A comment on Skype’s outage-related official statement

So, at the end of the day, Skype explained the reason for the outage that broke its P2P network. To make a long story short, the point is that Skype relies upon a closed source approach (that slows the bug finding process) and on Microsoft technologies that, in that specific case, create the problem. This reinforces my early assumption, that crash cause was Skype design instead of a unpredictable problem. It simply unacceptable that an outage of that dimension has been provoked by the inability of an operating system to patches itself without always rebooting. And who did that choice should account for it.
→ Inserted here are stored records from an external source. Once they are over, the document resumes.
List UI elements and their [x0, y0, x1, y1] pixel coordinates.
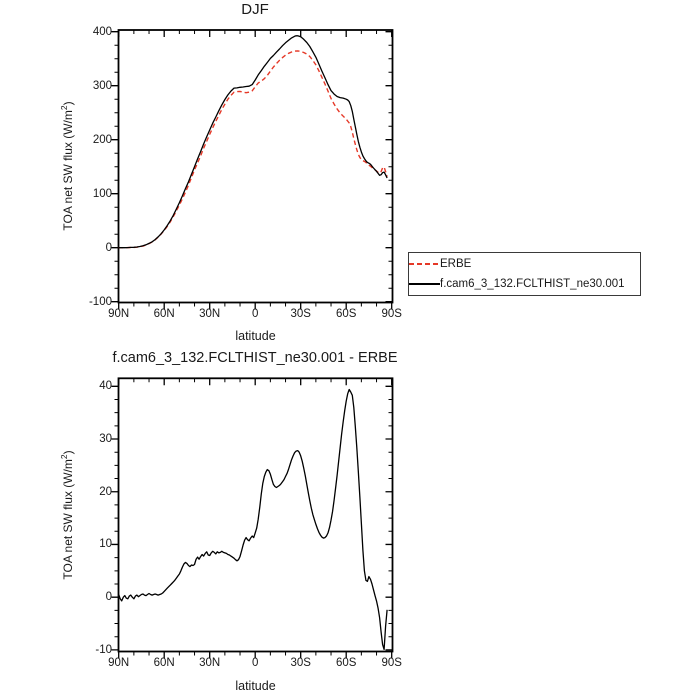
x-tick-label: 90S	[381, 308, 402, 320]
x-tick-label: 90N	[108, 308, 130, 320]
major-ticks-0	[111, 30, 393, 310]
bottom-y-axis-label: TOA net SW flux (W/m2)	[59, 450, 75, 579]
y-tick-label: 300	[92, 79, 112, 92]
top-chart-title: DJF	[241, 1, 269, 18]
y-tick-label: 30	[99, 433, 112, 446]
x-tick-label: 90S	[381, 657, 402, 669]
top-x-axis-label: latitude	[235, 329, 276, 343]
y-tick-label: 40	[99, 380, 112, 393]
x-tick-label: 30N	[199, 657, 221, 669]
x-tick-label: 60N	[153, 308, 175, 320]
y-label-text: TOA net SW flux (W/m	[61, 110, 75, 231]
y-tick-label: 100	[92, 187, 112, 200]
y-label-superscript: 2	[59, 454, 69, 460]
minor-ticks-1	[114, 378, 393, 656]
x-tick-label: 30S	[290, 657, 311, 669]
legend-entry-model: f.cam6_3_132.FCLTHIST_ne30.001	[409, 275, 640, 294]
x-tick-label: 60N	[153, 657, 175, 669]
x-tick-label: 30N	[199, 308, 221, 320]
y-tick-label: 10	[99, 538, 112, 551]
x-tick-label: 60S	[335, 657, 357, 669]
top-y-axis-label: TOA net SW flux (W/m2)	[59, 101, 75, 230]
x-tick-label: 0	[251, 308, 259, 320]
y-label-suffix: )	[61, 450, 75, 455]
x-tick-label: 90N	[108, 657, 130, 669]
erbe-dashed-line-sample	[409, 262, 440, 265]
legend: ERBE f.cam6_3_132.FCLTHIST_ne30.001	[408, 252, 641, 296]
model-solid-line-sample	[409, 283, 440, 285]
legend-label-erbe: ERBE	[440, 257, 472, 270]
y-tick-label: -10	[95, 643, 112, 656]
model-curve	[118, 35, 388, 249]
x-tick-label: 0	[251, 657, 259, 669]
y-label-superscript: 2	[59, 105, 69, 111]
plot-frame-0	[117, 29, 394, 304]
y-tick-label: 200	[92, 133, 112, 146]
legend-entry-erbe: ERBE	[409, 254, 640, 273]
legend-label-model: f.cam6_3_132.FCLTHIST_ne30.001	[440, 278, 625, 291]
plot-frame-1	[117, 377, 394, 653]
minor-ticks-0	[114, 30, 393, 307]
y-tick-label: 0	[105, 241, 112, 254]
x-tick-label: 30S	[290, 308, 311, 320]
difference-curve	[118, 388, 388, 651]
bottom-chart-title: f.cam6_3_132.FCLTHIST_ne30.001 - ERBE	[112, 350, 398, 366]
erbe-curve	[118, 50, 388, 249]
y-tick-label: 400	[92, 25, 112, 38]
y-tick-label: 20	[99, 485, 112, 498]
y-tick-label: -100	[88, 295, 112, 308]
y-label-suffix: )	[61, 101, 75, 106]
y-tick-label: 0	[105, 591, 112, 604]
major-ticks-1	[111, 378, 393, 659]
y-label-text: TOA net SW flux (W/m	[61, 459, 75, 580]
x-tick-label: 60S	[335, 308, 357, 320]
bottom-x-axis-label: latitude	[235, 679, 276, 693]
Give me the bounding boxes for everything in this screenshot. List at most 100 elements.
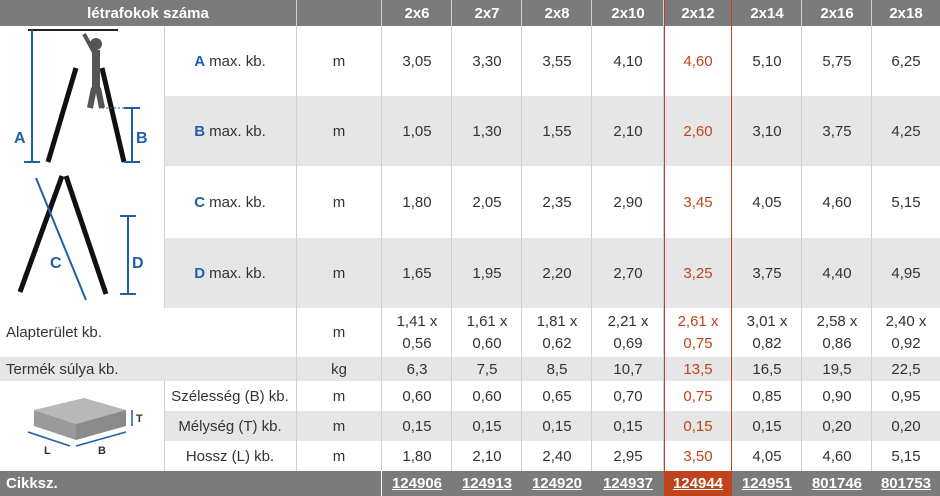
row-width-value: 0,95 — [891, 387, 921, 405]
row-depth-unit: m — [332, 417, 346, 435]
row-width-value: 0,85 — [752, 387, 782, 405]
diagram-label-a: A — [14, 130, 26, 147]
row-a-value: 6,25 — [891, 52, 921, 70]
product-code-link[interactable]: 801753 — [872, 471, 940, 496]
header-column: 2x16 — [802, 0, 872, 26]
row-length-value: 4,05 — [752, 447, 782, 465]
row-length-unit: m — [332, 447, 346, 465]
row-width-value: 0,60 — [472, 387, 502, 405]
header-column: 2x6 — [382, 0, 452, 26]
product-code-link[interactable]: 124913 — [452, 471, 522, 496]
row-length-value: 4,60 — [822, 447, 852, 465]
row-area-value: 2,61 x 0,75 — [677, 312, 719, 352]
row-d-value: 1,65 — [402, 264, 432, 282]
row-depth-value: 0,20 — [891, 417, 921, 435]
row-length-value: 5,15 — [891, 447, 921, 465]
row-area-value: 2,40 x 0,92 — [885, 312, 927, 352]
product-code-link[interactable]: 124906 — [382, 471, 452, 496]
row-b-value: 3,75 — [822, 122, 852, 140]
row-weight-value: 16,5 — [752, 360, 782, 378]
diagram-label-d: D — [132, 255, 144, 272]
row-d-value: 1,95 — [472, 264, 502, 282]
row-weight-label: Termék súlya kb. — [6, 360, 119, 378]
ladder-height-diagram: A B — [14, 29, 148, 163]
separator — [164, 381, 165, 471]
row-d-unit: m — [332, 264, 346, 282]
row-a-value: 5,75 — [822, 52, 852, 70]
row-b-value: 3,10 — [752, 122, 782, 140]
row-weight-background — [0, 357, 940, 381]
separator — [451, 0, 452, 471]
header-column: 2x14 — [732, 0, 802, 26]
row-weight-value: 19,5 — [822, 360, 852, 378]
row-length-value: 2,10 — [472, 447, 502, 465]
product-code-link[interactable]: 124937 — [592, 471, 664, 496]
row-depth-value: 0,15 — [613, 417, 643, 435]
row-c-value: 2,05 — [472, 193, 502, 211]
row-area-value: 3,01 x 0,82 — [746, 312, 788, 352]
header-column: 2x10 — [592, 0, 664, 26]
row-a-value: 5,10 — [752, 52, 782, 70]
row-c-value: 4,60 — [822, 193, 852, 211]
row-length-value: 2,40 — [542, 447, 572, 465]
header-unit-blank — [297, 0, 381, 26]
row-b-value: 2,60 — [683, 122, 713, 140]
row-weight-value: 22,5 — [891, 360, 921, 378]
header-column: 2x18 — [872, 0, 940, 26]
row-depth-value: 0,15 — [542, 417, 572, 435]
row-a-value: 3,55 — [542, 52, 572, 70]
row-length-label: Hossz (L) kb. — [185, 447, 275, 465]
row-length-value: 3,50 — [683, 447, 713, 465]
header-title: létrafokok száma — [0, 0, 296, 26]
row-c-value: 3,45 — [683, 193, 713, 211]
row-length-value: 1,80 — [402, 447, 432, 465]
row-area-value: 2,58 x 0,86 — [816, 312, 858, 352]
separator — [164, 26, 165, 308]
row-depth-value: 0,15 — [402, 417, 432, 435]
product-code-link[interactable]: 124920 — [522, 471, 592, 496]
row-width-value: 0,75 — [683, 387, 713, 405]
row-width-unit: m — [332, 387, 346, 405]
diagram-label-c: C — [50, 255, 62, 272]
row-depth-value: 0,20 — [822, 417, 852, 435]
row-b-value: 4,25 — [891, 122, 921, 140]
separator — [381, 0, 382, 471]
row-weight-unit: kg — [331, 360, 347, 378]
separator — [591, 0, 592, 471]
row-d-value: 2,70 — [613, 264, 643, 282]
row-weight-value: 8,5 — [546, 360, 568, 378]
row-d-value: 4,40 — [822, 264, 852, 282]
row-a-value: 4,60 — [683, 52, 713, 70]
ladder-length-diagram: C D — [17, 175, 144, 301]
row-width-value: 0,65 — [542, 387, 572, 405]
row-depth-value: 0,15 — [472, 417, 502, 435]
row-b-unit: m — [332, 122, 346, 140]
row-b-value: 1,05 — [402, 122, 432, 140]
row-width-label: Szélesség (B) kb. — [171, 387, 289, 405]
row-c-unit: m — [332, 193, 346, 211]
row-weight-value: 7,5 — [476, 360, 498, 378]
separator — [871, 0, 872, 471]
row-width-value: 0,60 — [402, 387, 432, 405]
row-c-value: 2,35 — [542, 193, 572, 211]
row-weight-value: 13,5 — [683, 360, 713, 378]
row-b-value: 1,30 — [472, 122, 502, 140]
row-area-value: 1,41 x 0,56 — [396, 312, 438, 352]
row-area-unit: m — [332, 324, 346, 341]
separator — [801, 0, 802, 471]
product-code-link[interactable]: 124951 — [732, 471, 802, 496]
row-d-background — [164, 238, 940, 308]
diagram-label-l: L — [44, 445, 51, 457]
diagram-label-box-b: B — [98, 445, 106, 457]
product-code-link[interactable]: 124944 — [664, 471, 732, 496]
row-a-value: 3,30 — [472, 52, 502, 70]
row-d-value: 3,75 — [752, 264, 782, 282]
row-depth-value: 0,15 — [752, 417, 782, 435]
row-a-value: 4,10 — [613, 52, 643, 70]
product-code-link[interactable]: 801746 — [802, 471, 872, 496]
row-weight-value: 6,3 — [406, 360, 428, 378]
row-area-value: 1,61 x 0,60 — [466, 312, 508, 352]
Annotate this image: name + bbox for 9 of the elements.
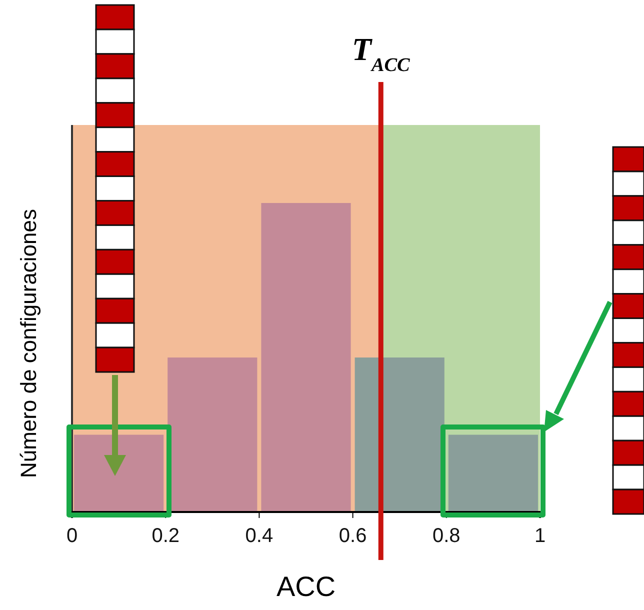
x-tick-label: 0.8	[432, 525, 460, 548]
x-tick-label: 0.6	[338, 525, 367, 548]
x-tick-label: 0.4	[245, 525, 274, 548]
x-tick-label: 1	[534, 525, 546, 548]
y-axis-title: Número de configuraciones	[16, 208, 41, 478]
x-tick-label: 0	[66, 525, 78, 548]
ref-line-label: T$_{ACC}$	[352, 31, 410, 76]
x-axis-title: ACC	[276, 571, 336, 602]
x-tick-label: 0.2	[152, 525, 180, 548]
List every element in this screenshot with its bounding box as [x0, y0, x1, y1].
Right, Skype is very clear in repeating that Microsoft has nothing to do with the Big Crash. Nevertheless, it raises some suspect, to me, reading statement such as: “The Microsoft Update patches were merely a catalyst – a trigger – for a series of events that led to the disruption of Skype, not the root cause of it.” or “Microsoft has been very helpful and supportive throughout.” or, again, ? “In short – there was nothing different about this set of Microsoft patches.”, “The Microsoft team was fantastic to work with”. But this PR stuff doesn’t change the basic stuff: Skype is the next component of a “vulnerable society”, where problems, risks and damages are created mainly by the ICT companies – instead of the “dangerous criminals” that fall under than unspecified label of ? “hackers”.

One Reply to “A comment on Skype’s outage-related official statement”

  1. I would say that there is culpability here for Microsoft. Years ago, at my university, we had a power grid failure blowing one of the transformers. The cause was eventually traced to all of the department offices opening at the same time (8:00am) and everybody turning on there computers, at the same time. Eventually, greater capacitance was added to the grid to handle this phenomenon.

    The nature of security patches, et al., and upgrade downloads from Microsoft represent another ‘moment’ when resources are strained due to an action by a single player in the system. When a panic is generated through broadcast information or that upgrade notices are released then it should be assumed that the drag on the system may be communicated to other parts of the online system. Skype is bringing into the general network system telephone services with its own expectations of availability developed over a number of decades but that have risen to peer status with general computing expectation creating dependency relationships. It is, in my opinion, unconscionable to continue this willy-nilly presumptive dominance of general network resources by Microsoft. They still act like a big dumb kid.